In summary, our results indicate that competition among hospitals influences the adoption of large-scale medical equipment in absence of regulatory planning. The adoption rate decreases with the number of competing providers and their proximity. The comparison between CT, MRI and PET scanners suggests the more obsolete a technology, the lower the effect. Depending on the diffusion stage of the technology, determinants of adopting large-scale medical equipment differ. On hospital-specific level, the number of beds predominantly determines the adoption of CT, MRI and PET scanners. In addition, regarding MRI and PET scanners, the university status and a high population density on district level affect the adoption.
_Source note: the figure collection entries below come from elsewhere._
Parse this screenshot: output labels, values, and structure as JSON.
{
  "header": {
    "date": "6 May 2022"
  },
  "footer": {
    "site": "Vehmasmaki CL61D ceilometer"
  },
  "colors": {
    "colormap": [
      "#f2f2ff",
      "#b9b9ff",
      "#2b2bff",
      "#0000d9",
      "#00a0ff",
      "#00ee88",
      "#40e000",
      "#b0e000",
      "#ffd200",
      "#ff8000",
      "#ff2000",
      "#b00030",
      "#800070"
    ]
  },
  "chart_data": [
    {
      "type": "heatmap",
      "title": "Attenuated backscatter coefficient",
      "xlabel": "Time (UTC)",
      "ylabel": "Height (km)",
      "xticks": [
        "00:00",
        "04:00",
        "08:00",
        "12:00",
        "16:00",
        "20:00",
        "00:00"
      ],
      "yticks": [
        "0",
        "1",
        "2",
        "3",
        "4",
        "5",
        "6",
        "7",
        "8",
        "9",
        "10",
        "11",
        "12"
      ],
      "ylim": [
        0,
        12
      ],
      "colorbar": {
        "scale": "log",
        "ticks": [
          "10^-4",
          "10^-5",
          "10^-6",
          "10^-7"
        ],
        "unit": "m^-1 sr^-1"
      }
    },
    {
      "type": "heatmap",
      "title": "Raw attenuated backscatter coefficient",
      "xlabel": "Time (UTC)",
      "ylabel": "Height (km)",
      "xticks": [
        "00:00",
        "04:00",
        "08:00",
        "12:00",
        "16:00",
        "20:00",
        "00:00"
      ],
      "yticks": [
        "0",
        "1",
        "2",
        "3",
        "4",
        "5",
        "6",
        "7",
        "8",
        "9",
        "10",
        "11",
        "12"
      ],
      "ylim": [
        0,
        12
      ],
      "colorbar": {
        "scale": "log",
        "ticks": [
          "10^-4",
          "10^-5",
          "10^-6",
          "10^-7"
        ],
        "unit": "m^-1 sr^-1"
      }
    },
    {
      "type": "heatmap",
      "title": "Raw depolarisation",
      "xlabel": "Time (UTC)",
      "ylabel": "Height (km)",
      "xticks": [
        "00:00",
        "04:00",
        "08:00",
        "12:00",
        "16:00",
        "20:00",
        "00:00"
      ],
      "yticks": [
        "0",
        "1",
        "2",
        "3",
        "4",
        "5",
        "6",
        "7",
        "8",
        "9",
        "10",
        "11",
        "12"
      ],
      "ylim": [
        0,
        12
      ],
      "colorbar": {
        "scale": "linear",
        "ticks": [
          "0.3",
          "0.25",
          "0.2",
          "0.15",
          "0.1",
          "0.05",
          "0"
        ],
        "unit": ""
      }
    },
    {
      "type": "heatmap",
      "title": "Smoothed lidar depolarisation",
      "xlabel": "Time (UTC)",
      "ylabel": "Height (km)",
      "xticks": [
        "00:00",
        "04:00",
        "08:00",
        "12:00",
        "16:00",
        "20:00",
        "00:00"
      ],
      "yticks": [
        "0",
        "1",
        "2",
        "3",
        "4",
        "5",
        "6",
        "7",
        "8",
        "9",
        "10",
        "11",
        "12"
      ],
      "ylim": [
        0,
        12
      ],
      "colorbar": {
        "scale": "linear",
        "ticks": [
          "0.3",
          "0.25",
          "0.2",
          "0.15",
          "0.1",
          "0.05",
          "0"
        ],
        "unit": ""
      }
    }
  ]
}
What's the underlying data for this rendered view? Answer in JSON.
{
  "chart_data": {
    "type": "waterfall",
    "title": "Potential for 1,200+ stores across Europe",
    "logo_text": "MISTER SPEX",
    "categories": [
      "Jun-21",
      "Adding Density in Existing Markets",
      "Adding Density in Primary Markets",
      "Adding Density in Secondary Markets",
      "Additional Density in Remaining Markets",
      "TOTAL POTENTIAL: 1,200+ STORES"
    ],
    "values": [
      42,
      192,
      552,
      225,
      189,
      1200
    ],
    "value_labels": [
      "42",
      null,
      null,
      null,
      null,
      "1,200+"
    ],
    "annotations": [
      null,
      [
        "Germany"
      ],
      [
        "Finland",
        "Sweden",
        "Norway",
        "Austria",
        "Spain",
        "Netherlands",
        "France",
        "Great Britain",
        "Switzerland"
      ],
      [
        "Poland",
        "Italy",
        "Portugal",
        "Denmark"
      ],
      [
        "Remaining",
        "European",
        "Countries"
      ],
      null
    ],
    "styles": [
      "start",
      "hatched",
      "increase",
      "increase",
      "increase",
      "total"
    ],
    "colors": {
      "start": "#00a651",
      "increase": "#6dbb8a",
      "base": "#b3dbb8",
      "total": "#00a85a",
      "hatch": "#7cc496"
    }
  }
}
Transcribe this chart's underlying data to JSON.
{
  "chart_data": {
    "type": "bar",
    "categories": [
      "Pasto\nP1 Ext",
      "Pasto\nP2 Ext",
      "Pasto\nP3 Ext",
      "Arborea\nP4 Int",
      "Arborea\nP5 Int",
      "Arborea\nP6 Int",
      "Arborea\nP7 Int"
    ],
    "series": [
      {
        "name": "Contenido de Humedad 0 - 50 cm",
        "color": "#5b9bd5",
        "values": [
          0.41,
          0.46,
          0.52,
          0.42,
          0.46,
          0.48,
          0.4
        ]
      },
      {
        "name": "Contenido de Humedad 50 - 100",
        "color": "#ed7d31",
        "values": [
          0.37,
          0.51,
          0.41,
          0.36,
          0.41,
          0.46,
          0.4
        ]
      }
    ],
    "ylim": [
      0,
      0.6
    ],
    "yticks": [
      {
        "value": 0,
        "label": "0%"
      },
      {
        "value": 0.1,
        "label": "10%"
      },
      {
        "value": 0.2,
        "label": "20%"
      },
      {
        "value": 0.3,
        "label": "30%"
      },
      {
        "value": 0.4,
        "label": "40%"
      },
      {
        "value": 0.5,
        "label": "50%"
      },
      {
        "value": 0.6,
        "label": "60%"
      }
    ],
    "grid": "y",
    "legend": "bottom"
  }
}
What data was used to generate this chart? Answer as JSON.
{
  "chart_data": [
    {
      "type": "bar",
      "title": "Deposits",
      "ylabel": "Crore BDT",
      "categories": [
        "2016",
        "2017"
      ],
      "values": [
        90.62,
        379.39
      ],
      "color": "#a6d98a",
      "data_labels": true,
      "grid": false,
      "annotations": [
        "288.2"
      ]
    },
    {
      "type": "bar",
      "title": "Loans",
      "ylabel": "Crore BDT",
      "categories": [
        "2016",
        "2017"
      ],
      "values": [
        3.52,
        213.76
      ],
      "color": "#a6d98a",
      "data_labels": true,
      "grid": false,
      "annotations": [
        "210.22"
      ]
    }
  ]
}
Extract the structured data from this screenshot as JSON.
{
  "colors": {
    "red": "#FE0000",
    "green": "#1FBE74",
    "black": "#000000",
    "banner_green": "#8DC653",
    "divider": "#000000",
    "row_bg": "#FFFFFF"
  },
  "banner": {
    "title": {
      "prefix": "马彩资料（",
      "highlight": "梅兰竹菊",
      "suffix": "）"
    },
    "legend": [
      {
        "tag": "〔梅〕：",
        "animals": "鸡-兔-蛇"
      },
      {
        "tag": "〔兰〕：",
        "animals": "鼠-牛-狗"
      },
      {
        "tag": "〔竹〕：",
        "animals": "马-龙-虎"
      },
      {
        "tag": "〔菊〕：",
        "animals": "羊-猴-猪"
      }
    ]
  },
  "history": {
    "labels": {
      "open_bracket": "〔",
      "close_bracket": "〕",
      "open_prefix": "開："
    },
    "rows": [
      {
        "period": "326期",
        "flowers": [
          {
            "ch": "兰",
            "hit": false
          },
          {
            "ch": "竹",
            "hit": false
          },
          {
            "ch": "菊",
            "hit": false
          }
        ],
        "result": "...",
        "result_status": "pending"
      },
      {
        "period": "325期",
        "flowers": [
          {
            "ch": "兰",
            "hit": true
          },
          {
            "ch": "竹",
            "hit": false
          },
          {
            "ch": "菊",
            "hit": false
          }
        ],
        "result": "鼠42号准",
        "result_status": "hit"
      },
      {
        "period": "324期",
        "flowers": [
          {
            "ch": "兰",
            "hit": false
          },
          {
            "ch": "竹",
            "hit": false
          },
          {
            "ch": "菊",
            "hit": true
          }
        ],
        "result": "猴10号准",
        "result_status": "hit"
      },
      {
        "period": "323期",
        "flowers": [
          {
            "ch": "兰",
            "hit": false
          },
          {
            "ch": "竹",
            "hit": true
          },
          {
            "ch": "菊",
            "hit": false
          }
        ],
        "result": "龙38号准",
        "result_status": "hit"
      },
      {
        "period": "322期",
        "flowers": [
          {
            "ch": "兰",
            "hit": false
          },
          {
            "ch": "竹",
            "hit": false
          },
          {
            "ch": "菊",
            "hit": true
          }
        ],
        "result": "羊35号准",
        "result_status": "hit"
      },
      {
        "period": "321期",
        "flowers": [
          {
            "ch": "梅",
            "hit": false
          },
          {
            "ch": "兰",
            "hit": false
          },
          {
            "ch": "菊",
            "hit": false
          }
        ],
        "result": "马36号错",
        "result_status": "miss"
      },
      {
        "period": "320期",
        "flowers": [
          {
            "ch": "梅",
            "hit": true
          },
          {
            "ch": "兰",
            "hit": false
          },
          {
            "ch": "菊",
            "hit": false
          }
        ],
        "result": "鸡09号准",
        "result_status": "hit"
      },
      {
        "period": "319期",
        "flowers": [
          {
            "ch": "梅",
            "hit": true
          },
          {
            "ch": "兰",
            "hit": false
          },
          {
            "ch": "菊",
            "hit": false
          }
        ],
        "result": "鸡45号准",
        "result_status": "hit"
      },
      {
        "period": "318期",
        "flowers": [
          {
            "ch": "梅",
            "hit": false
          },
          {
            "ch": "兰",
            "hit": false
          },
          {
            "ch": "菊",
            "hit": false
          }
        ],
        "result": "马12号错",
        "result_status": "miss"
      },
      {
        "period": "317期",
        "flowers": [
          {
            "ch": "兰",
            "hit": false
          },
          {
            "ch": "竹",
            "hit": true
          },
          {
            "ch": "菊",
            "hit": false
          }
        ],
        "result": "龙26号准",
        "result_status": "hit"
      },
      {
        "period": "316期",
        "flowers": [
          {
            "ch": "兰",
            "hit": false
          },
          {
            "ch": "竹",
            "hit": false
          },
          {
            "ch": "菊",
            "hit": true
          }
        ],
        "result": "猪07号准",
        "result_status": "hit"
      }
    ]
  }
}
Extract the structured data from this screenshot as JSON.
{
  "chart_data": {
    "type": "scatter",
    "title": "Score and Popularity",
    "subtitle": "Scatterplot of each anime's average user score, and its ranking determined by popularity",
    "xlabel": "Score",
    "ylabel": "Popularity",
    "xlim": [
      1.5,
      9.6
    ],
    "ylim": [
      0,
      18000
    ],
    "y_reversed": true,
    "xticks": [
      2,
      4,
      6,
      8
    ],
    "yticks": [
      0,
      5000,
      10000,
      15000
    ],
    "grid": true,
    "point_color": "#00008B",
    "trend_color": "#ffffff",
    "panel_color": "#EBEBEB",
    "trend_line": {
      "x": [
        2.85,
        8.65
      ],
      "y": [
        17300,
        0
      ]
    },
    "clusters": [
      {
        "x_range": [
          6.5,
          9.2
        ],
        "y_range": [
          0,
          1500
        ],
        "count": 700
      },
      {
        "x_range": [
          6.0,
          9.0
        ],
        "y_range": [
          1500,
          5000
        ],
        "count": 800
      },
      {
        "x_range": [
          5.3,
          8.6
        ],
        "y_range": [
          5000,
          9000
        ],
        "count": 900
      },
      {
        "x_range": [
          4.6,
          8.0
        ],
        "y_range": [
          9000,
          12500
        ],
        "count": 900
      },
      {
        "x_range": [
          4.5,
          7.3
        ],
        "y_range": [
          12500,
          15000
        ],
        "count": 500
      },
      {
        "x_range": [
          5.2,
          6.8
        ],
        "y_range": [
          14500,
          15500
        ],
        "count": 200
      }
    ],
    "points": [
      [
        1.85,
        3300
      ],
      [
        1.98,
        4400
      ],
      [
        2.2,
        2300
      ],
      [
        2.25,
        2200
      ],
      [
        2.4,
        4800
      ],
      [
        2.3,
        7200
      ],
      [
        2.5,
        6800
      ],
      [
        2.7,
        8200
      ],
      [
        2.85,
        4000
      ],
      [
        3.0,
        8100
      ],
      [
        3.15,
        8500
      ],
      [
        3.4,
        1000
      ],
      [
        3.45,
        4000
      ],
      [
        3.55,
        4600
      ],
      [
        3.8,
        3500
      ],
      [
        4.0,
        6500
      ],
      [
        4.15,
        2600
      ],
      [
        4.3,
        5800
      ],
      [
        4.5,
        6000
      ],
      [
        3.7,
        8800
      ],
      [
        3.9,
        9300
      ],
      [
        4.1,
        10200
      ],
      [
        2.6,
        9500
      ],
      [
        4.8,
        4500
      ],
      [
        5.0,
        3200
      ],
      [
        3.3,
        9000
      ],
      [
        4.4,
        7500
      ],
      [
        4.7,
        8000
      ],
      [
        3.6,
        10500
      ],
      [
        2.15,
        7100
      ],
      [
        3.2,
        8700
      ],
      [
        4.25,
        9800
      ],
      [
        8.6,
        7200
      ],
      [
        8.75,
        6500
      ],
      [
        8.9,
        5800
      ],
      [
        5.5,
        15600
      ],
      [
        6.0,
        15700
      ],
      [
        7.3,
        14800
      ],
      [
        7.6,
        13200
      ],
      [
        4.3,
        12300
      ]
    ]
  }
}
With respect to CT scanners, the adoption mainly occurs in sparsely populated regions but no progressive effect over time could be revealed. This substantiates the categorisation of CT scanners into an advanced stage of diffusion, where devices primarily spread to rural areas, thus providing more equity in access to care. At first glance, competition seems to benefit the provision of large-scale medical equipment, however, fails at rationalising the grown structures. Consequently, the number of CT, MRI and PET scanners continuously rises even though the adoption rate may be inhibited. The resulting partial oversupply not only increases healthcare expenses but can also lead to overuse by service providers and thus harm patients. Finally, the coexistence of competition and governmental countermeasures in the German hospital sector restrains the effectiveness of either system. These observations raise concerns whether the German healthcare system requires an active planning programme of large-scale medical equipment or whether to give free rein to the invisible hand of self-regulating market mechanisms. This is an important issue in the context of a reorganisation of the German inpatient sector.